Even less Flash or other even shadier active media.
Web designers with huge egos have no business running their often crappy programs on my box.
BTW, that is whi I'll always post here as Anonymous Coward:
No cookies, honey.
Symantec is involved in this. My only questions were "What is Symantec trying to sell the public now?" and "How much hand-holding will I need to do to convince users that this is just more fear-mongering?".
I know Symantec is supposed to be a white-hat company, but as the guard at the door, they sure do spot a lot of invisible monsters.
Here will be an old abusing of God's patience and the king's English.
Hmm, I like the concept, and it might work in terms of security. ie - compramised boxes can infect other boxes, so if your box is compramised, you are responsible for making sure that your box does not infect others, and we know that you can be responsible to do this becuase that's what your 'internet license' says you are competent enough to do. It would be a good tool to hold people accountable for their actions online - defacing property, spreading virii, etc.

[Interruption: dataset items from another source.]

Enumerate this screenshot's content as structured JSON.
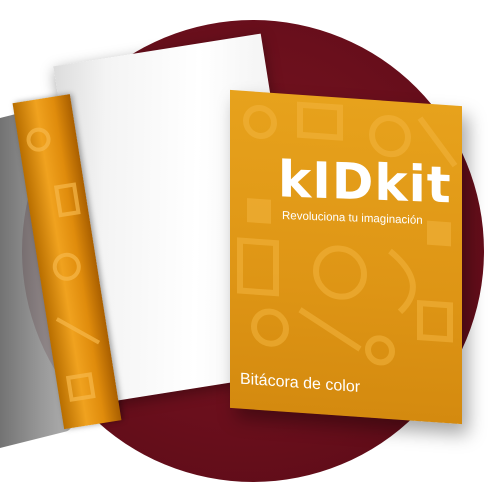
{
  "product": {
    "brand": "kIDkit",
    "tagline": "Revoluciona tu imaginación",
    "cover_title": "Bitácora de color"
  },
  "colors": {
    "background": "#ffffff",
    "circle": "#6a0f1c",
    "cover": "#e19a18",
    "spine": "#f0a21f",
    "text": "#ffffff"
  }
}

However, there seem to be several inherant problems with this. First, you loose the potential for anonymity, you are always being watched, and everything that you do gets recorded. 'Hey, remember that anti-government website that you visited last week? Well so do we.' Second, the 'internet license' itself would become a target of theft, so that the black hats can disguise themselves and avoid being held accountable. So, you're left with the wrong-doers still doing wrong and getting away with it, and those on the 'up and up' being watched.
It seems that people are simply going to need to take responsability for themselves and their own personal security, as well as demanding the banks and services they use are as secure as possible. Then track those trying to steal things the old fashioned way - following the IP around.
Disclaimer: I am in no way assuming that the parent poster wants to make every internet user 'licensed.' I simply wanted to work through the issues of the concept that was brought up.
The Phishers actually use a hacked webserver page which may even actually processes data using servers resources and the ordinary consumer education or alerting systems can't function right.
For example Yahoo webmail will alert you if you click http://127.0.0.1/updatecc.htm or everyone learned not to click such "numeric" addresses.
There are some phish mails I reported to Spamcop.net with "hacked server actually collects data!" in CAPS (hoping to get attention of admin) which were hosted on legit websites. I shouldn't provide example for obvious reasons but I can say there are 3-4 ones I reported so far.
Checking one of my reports from Spamcop history, one belongs to some scientific organisation of some little country (not USA). I don't think any security solution would have that site in their database as "hostile site".
So people are hacking into servers in order to steal people's information? Unheard of! Whatever next...
Slow news day Eds?
You feel sleepy. Close your eyes. The opinions stated above are yours. You cannot imagine why you ever felt otherwise.
Google is very excited about this new technology though and they are giving 77 million dollars per year to Mozilla for redirecting searches to their page. This means that, every time you search google, google makes money. And this way 5 mozilla developers will become millioners and keep promoting Web 2.0, Javascript CrackDOM, and other dynamic content technologies that backd00r your host and google will be sure to use ASAP, in order to lock out other web browsers.